Nemanja Arnautović

Free agent
- Position: Shooting guard

Personal information
- Born: 14 March 1990 (age 35) Titovo Užice, SFR Yugoslavia
- Nationality: Serbian
- Listed height: 1.96 m (6 ft 5 in)
- Listed weight: 84 kg (185 lb)

Career information
- NBA draft: 2012: undrafted
- Playing career: 2006–present

Career history
- 2006–2007: Hemofarm
- 2009–2010: Mega Basket
- 2010: Budućnost
- 2010: Crvena zvezda
- 2011–2016: Sloboda Užice
- 2017–2019: Klik
- 2019–2021: Crnokosa

= Nemanja Arnautović =

Serbian basketball player

Nemanja Arnautović (Немања Арнаутовић; born 14 March 1990) is a Serbian professional basketball player.

== Professional career ==
Arnautović played for Hemofarm, Mega Basket, Budućnost, Crvena zvezda, Sloboda Užice, Klik, and Crnokosa.

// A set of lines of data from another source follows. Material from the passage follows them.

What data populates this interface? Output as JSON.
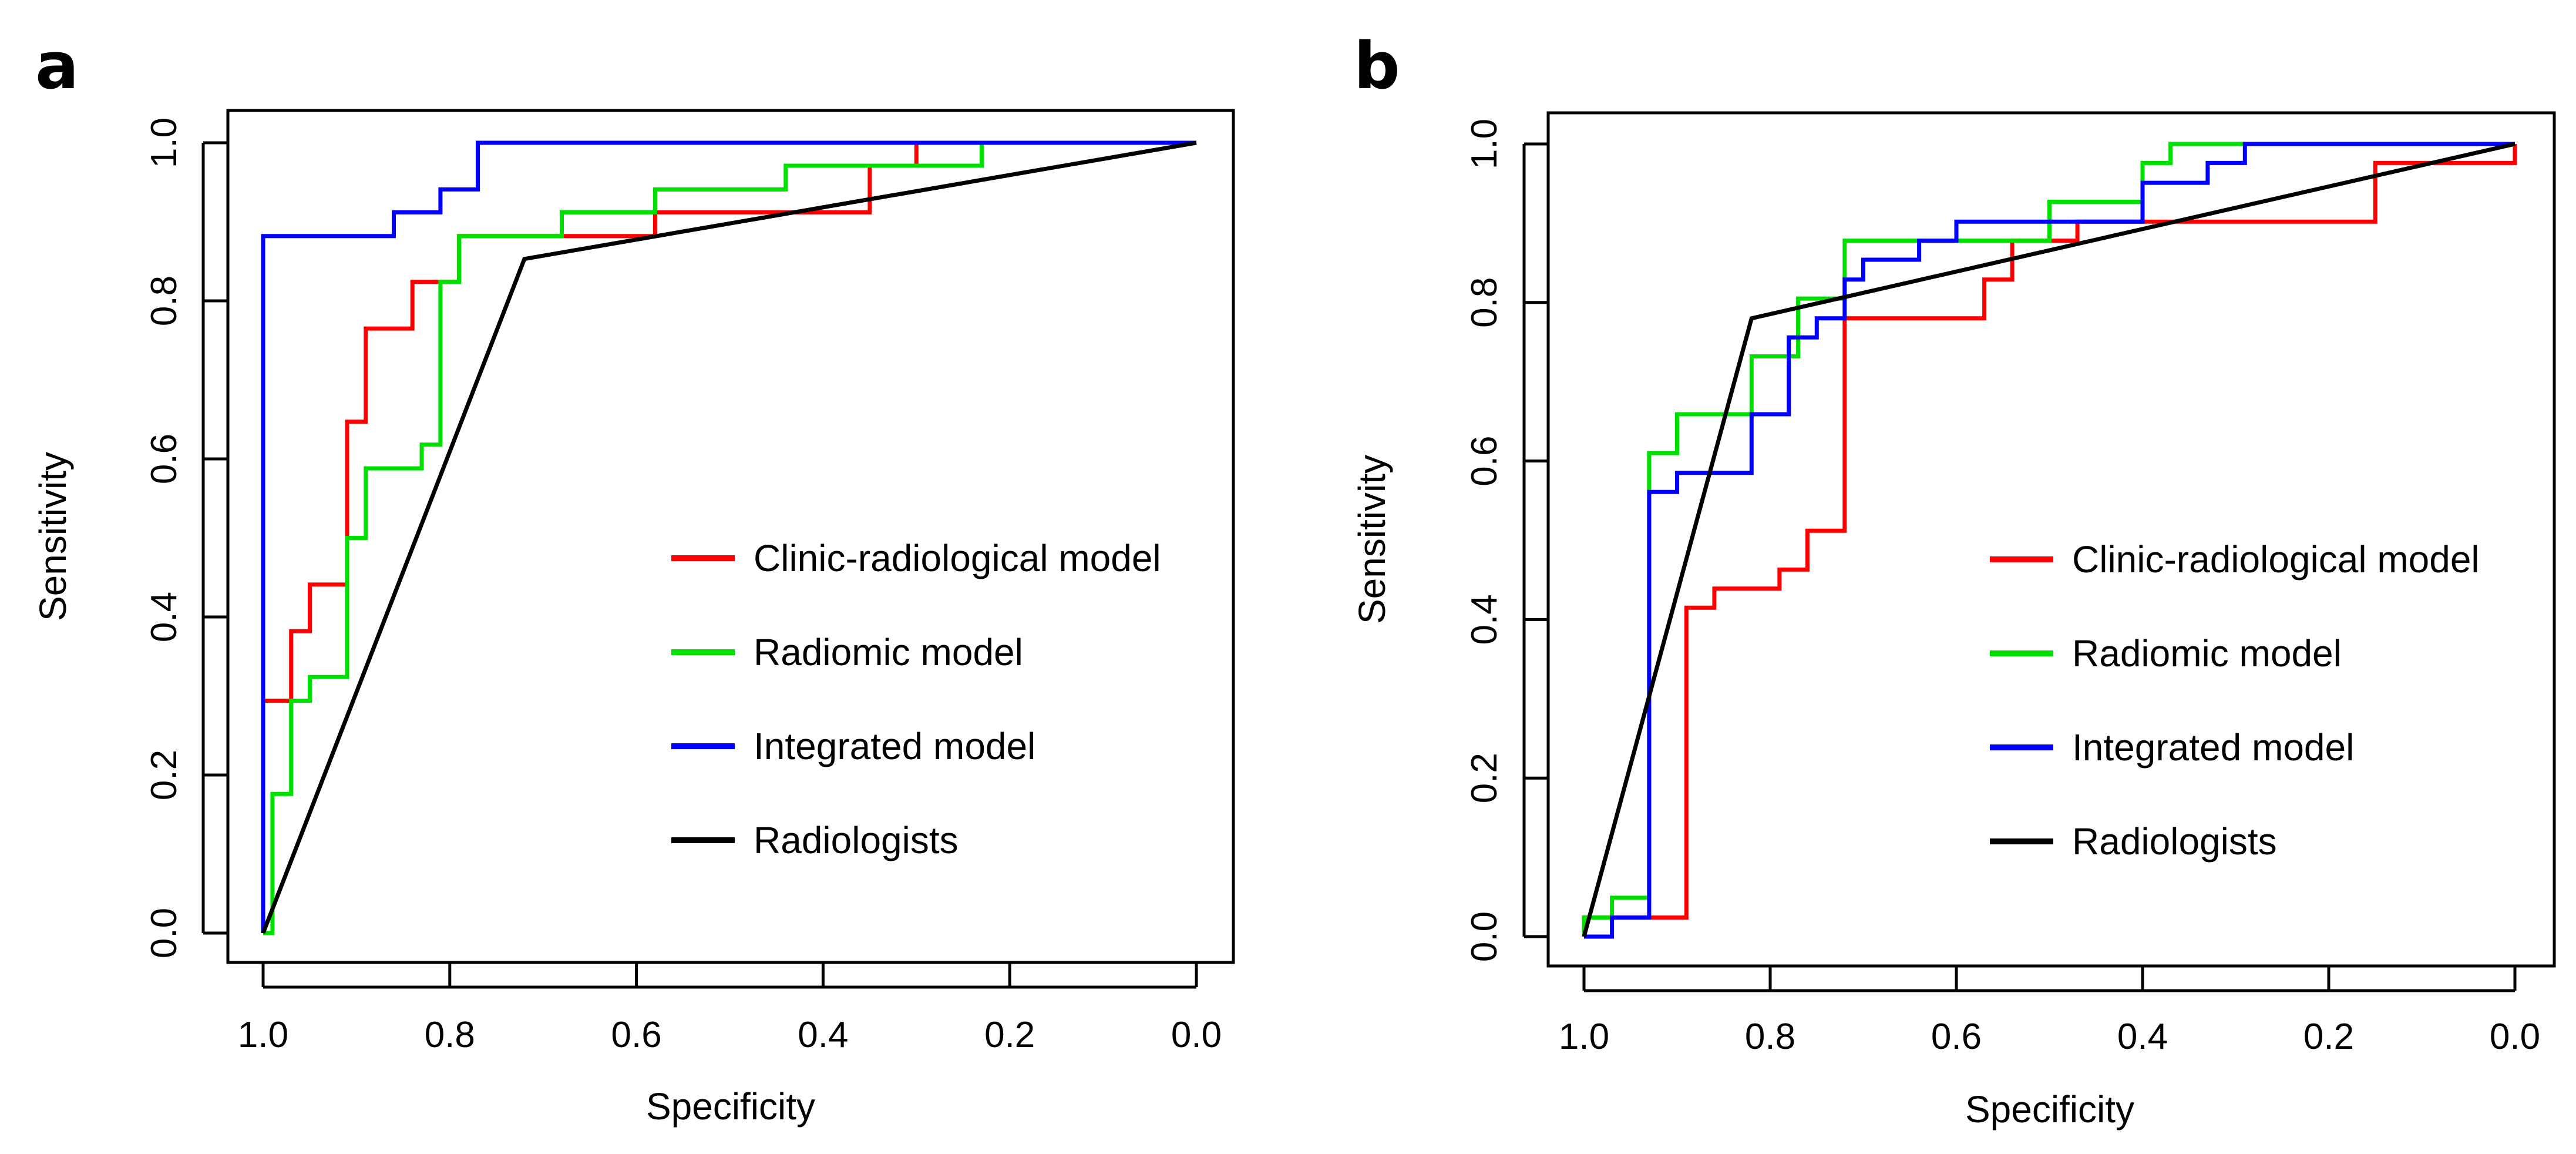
{
  "chart_data": [
    {
      "panel_label": "a",
      "type": "line",
      "xlabel": "Specificity",
      "ylabel": "Sensitivity",
      "xlim": [
        1.0,
        0.0
      ],
      "ylim": [
        0.0,
        1.0
      ],
      "x_ticks": [
        "1.0",
        "0.8",
        "0.6",
        "0.4",
        "0.2",
        "0.0"
      ],
      "y_ticks": [
        "0.0",
        "0.2",
        "0.4",
        "0.6",
        "0.8",
        "1.0"
      ],
      "grid": false,
      "legend_position": "bottom-right",
      "series": [
        {
          "name": "Clinic-radiological model",
          "color": "#ff0000",
          "points": [
            [
              1.0,
              0.0
            ],
            [
              1.0,
              0.294
            ],
            [
              0.97,
              0.294
            ],
            [
              0.97,
              0.382
            ],
            [
              0.95,
              0.382
            ],
            [
              0.95,
              0.441
            ],
            [
              0.91,
              0.441
            ],
            [
              0.91,
              0.647
            ],
            [
              0.89,
              0.647
            ],
            [
              0.89,
              0.765
            ],
            [
              0.84,
              0.765
            ],
            [
              0.84,
              0.824
            ],
            [
              0.79,
              0.824
            ],
            [
              0.79,
              0.882
            ],
            [
              0.58,
              0.882
            ],
            [
              0.58,
              0.912
            ],
            [
              0.35,
              0.912
            ],
            [
              0.35,
              0.971
            ],
            [
              0.3,
              0.971
            ],
            [
              0.3,
              1.0
            ],
            [
              0.0,
              1.0
            ]
          ]
        },
        {
          "name": "Radiomic model",
          "color": "#00e000",
          "points": [
            [
              1.0,
              0.0
            ],
            [
              0.99,
              0.0
            ],
            [
              0.99,
              0.176
            ],
            [
              0.97,
              0.176
            ],
            [
              0.97,
              0.294
            ],
            [
              0.95,
              0.294
            ],
            [
              0.95,
              0.324
            ],
            [
              0.91,
              0.324
            ],
            [
              0.91,
              0.5
            ],
            [
              0.89,
              0.5
            ],
            [
              0.89,
              0.588
            ],
            [
              0.83,
              0.588
            ],
            [
              0.83,
              0.618
            ],
            [
              0.81,
              0.618
            ],
            [
              0.81,
              0.824
            ],
            [
              0.79,
              0.824
            ],
            [
              0.79,
              0.882
            ],
            [
              0.68,
              0.882
            ],
            [
              0.68,
              0.912
            ],
            [
              0.58,
              0.912
            ],
            [
              0.58,
              0.941
            ],
            [
              0.44,
              0.941
            ],
            [
              0.44,
              0.971
            ],
            [
              0.23,
              0.971
            ],
            [
              0.23,
              1.0
            ],
            [
              0.0,
              1.0
            ]
          ]
        },
        {
          "name": "Integrated model",
          "color": "#0000ff",
          "points": [
            [
              1.0,
              0.0
            ],
            [
              1.0,
              0.882
            ],
            [
              0.86,
              0.882
            ],
            [
              0.86,
              0.912
            ],
            [
              0.81,
              0.912
            ],
            [
              0.81,
              0.941
            ],
            [
              0.77,
              0.941
            ],
            [
              0.77,
              1.0
            ],
            [
              0.0,
              1.0
            ]
          ]
        },
        {
          "name": "Radiologists",
          "color": "#000000",
          "points": [
            [
              1.0,
              0.0
            ],
            [
              0.72,
              0.853
            ],
            [
              0.0,
              1.0
            ]
          ]
        }
      ]
    },
    {
      "panel_label": "b",
      "type": "line",
      "xlabel": "Specificity",
      "ylabel": "Sensitivity",
      "xlim": [
        1.0,
        0.0
      ],
      "ylim": [
        0.0,
        1.0
      ],
      "x_ticks": [
        "1.0",
        "0.8",
        "0.6",
        "0.4",
        "0.2",
        "0.0"
      ],
      "y_ticks": [
        "0.0",
        "0.2",
        "0.4",
        "0.6",
        "0.8",
        "1.0"
      ],
      "grid": false,
      "legend_position": "bottom-right",
      "series": [
        {
          "name": "Clinic-radiological model",
          "color": "#ff0000",
          "points": [
            [
              1.0,
              0.0
            ],
            [
              1.0,
              0.024
            ],
            [
              0.89,
              0.024
            ],
            [
              0.89,
              0.415
            ],
            [
              0.86,
              0.415
            ],
            [
              0.86,
              0.439
            ],
            [
              0.79,
              0.439
            ],
            [
              0.79,
              0.463
            ],
            [
              0.76,
              0.463
            ],
            [
              0.76,
              0.512
            ],
            [
              0.72,
              0.512
            ],
            [
              0.72,
              0.78
            ],
            [
              0.57,
              0.78
            ],
            [
              0.57,
              0.829
            ],
            [
              0.54,
              0.829
            ],
            [
              0.54,
              0.878
            ],
            [
              0.47,
              0.878
            ],
            [
              0.47,
              0.902
            ],
            [
              0.15,
              0.902
            ],
            [
              0.15,
              0.976
            ],
            [
              0.0,
              0.976
            ],
            [
              0.0,
              1.0
            ]
          ]
        },
        {
          "name": "Radiomic model",
          "color": "#00e000",
          "points": [
            [
              1.0,
              0.0
            ],
            [
              1.0,
              0.024
            ],
            [
              0.97,
              0.024
            ],
            [
              0.97,
              0.049
            ],
            [
              0.93,
              0.049
            ],
            [
              0.93,
              0.61
            ],
            [
              0.9,
              0.61
            ],
            [
              0.9,
              0.659
            ],
            [
              0.82,
              0.659
            ],
            [
              0.82,
              0.732
            ],
            [
              0.77,
              0.732
            ],
            [
              0.77,
              0.805
            ],
            [
              0.72,
              0.805
            ],
            [
              0.72,
              0.878
            ],
            [
              0.5,
              0.878
            ],
            [
              0.5,
              0.927
            ],
            [
              0.4,
              0.927
            ],
            [
              0.4,
              0.976
            ],
            [
              0.37,
              0.976
            ],
            [
              0.37,
              1.0
            ],
            [
              0.0,
              1.0
            ]
          ]
        },
        {
          "name": "Integrated model",
          "color": "#0000ff",
          "points": [
            [
              1.0,
              0.0
            ],
            [
              0.97,
              0.0
            ],
            [
              0.97,
              0.024
            ],
            [
              0.93,
              0.024
            ],
            [
              0.93,
              0.561
            ],
            [
              0.9,
              0.561
            ],
            [
              0.9,
              0.585
            ],
            [
              0.82,
              0.585
            ],
            [
              0.82,
              0.659
            ],
            [
              0.78,
              0.659
            ],
            [
              0.78,
              0.756
            ],
            [
              0.75,
              0.756
            ],
            [
              0.75,
              0.78
            ],
            [
              0.72,
              0.78
            ],
            [
              0.72,
              0.829
            ],
            [
              0.7,
              0.829
            ],
            [
              0.7,
              0.854
            ],
            [
              0.64,
              0.854
            ],
            [
              0.64,
              0.878
            ],
            [
              0.6,
              0.878
            ],
            [
              0.6,
              0.902
            ],
            [
              0.4,
              0.902
            ],
            [
              0.4,
              0.951
            ],
            [
              0.33,
              0.951
            ],
            [
              0.33,
              0.976
            ],
            [
              0.29,
              0.976
            ],
            [
              0.29,
              1.0
            ],
            [
              0.0,
              1.0
            ]
          ]
        },
        {
          "name": "Radiologists",
          "color": "#000000",
          "points": [
            [
              1.0,
              0.0
            ],
            [
              0.82,
              0.78
            ],
            [
              0.0,
              1.0
            ]
          ]
        }
      ]
    }
  ]
}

== National team career ==
In August 2006, Arnautović was a member of the Serbia and Montenegro U16 national team that won a bronze medal at the FIBA Europe Under-16 Championship in Spain. Over seven tournament games, he averaged 0.9 points and 0.1 rebounds per game.

In July 2010, Arnautović was a member of the Serbia U-20 national team at the FIBA Europe Under-20 Championship in Croatia. Over nine tournament games, he averaged 3.3 points and 0.6 rebounds per game. Thereafter, he represented the Serbia at the 2013 Mediterranean Games, with whom he won the silver medal.

==Personal life==
His surname derives from Arnaut, the Ottoman Turkish ethnonym for Albanians.